Armed men from the Mundari ethnic group launched attacks on Monday on two villages that belong to the Dinka Aliap tribe, part of the south's largest ethnic group, an army spokesman said on Wednesday.
"On the side of the Dinka 10 were killed and 16 wounded. From the side of the Mundari 37 bodies were found on the ground," Kuol Deim Kuol, a southern army spokesman, said.
"They [the Mundari] did not manage to take any cattle."
The two groups have a long and bloody history of tit-for-tat cattle raiding.
Lise Grande, the UN humanitarian co-ordinator for South Sudan, said that she was hearing reports that up to 10,000 people could have been displaced by the latest violence.
"This particular raid comes on top of five other raids, the most recent in September. In that raid about 5,000 people were displaced and at least 10 were killed," she told Al Jazeera.
"What you have is a spiralling attack and counter-attack, this being the most recent unfortunate incident."
The sharp rise in tribal violence in recent months has killed more than 2,000 people, including many women and children, and displaced another 250,000 people, the United Nations has said.
The process, which the south's leading party has said has been slow and underfunded by Sudan's National Electoral Commission, has already been hindered by tribal fighting this month.

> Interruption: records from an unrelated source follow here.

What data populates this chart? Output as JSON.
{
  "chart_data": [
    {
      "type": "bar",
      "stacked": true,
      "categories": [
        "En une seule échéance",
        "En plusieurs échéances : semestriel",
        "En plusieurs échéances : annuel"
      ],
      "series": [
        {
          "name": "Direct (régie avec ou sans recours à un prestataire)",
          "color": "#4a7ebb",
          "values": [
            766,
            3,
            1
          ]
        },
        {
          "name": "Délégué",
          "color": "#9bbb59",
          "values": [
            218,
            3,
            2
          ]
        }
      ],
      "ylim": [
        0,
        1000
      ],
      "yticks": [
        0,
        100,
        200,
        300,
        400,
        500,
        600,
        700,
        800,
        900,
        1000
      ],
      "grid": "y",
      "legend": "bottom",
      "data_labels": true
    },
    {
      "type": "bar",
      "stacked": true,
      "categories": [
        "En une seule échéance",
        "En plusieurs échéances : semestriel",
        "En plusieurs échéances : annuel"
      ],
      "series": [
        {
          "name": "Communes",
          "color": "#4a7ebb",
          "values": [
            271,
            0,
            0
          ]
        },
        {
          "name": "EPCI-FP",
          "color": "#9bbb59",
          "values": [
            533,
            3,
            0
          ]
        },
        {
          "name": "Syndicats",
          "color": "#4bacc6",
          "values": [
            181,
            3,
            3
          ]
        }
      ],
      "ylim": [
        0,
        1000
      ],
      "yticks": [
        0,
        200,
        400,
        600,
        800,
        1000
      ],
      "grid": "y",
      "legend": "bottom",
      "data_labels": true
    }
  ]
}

The Sudanese People's Liberation Movement (SPLM) has also blamed at least some of the inter-tribal fighting on interference by Khartoum, which they say is arming civilians and militias to cause unrest ahead of the elections and a 2011 referendum on southern independence.
Others have said the blame should be partly put on rivalry between southern leaders, complicated by the 20-year war that often pitched southern ethnic groups against each other.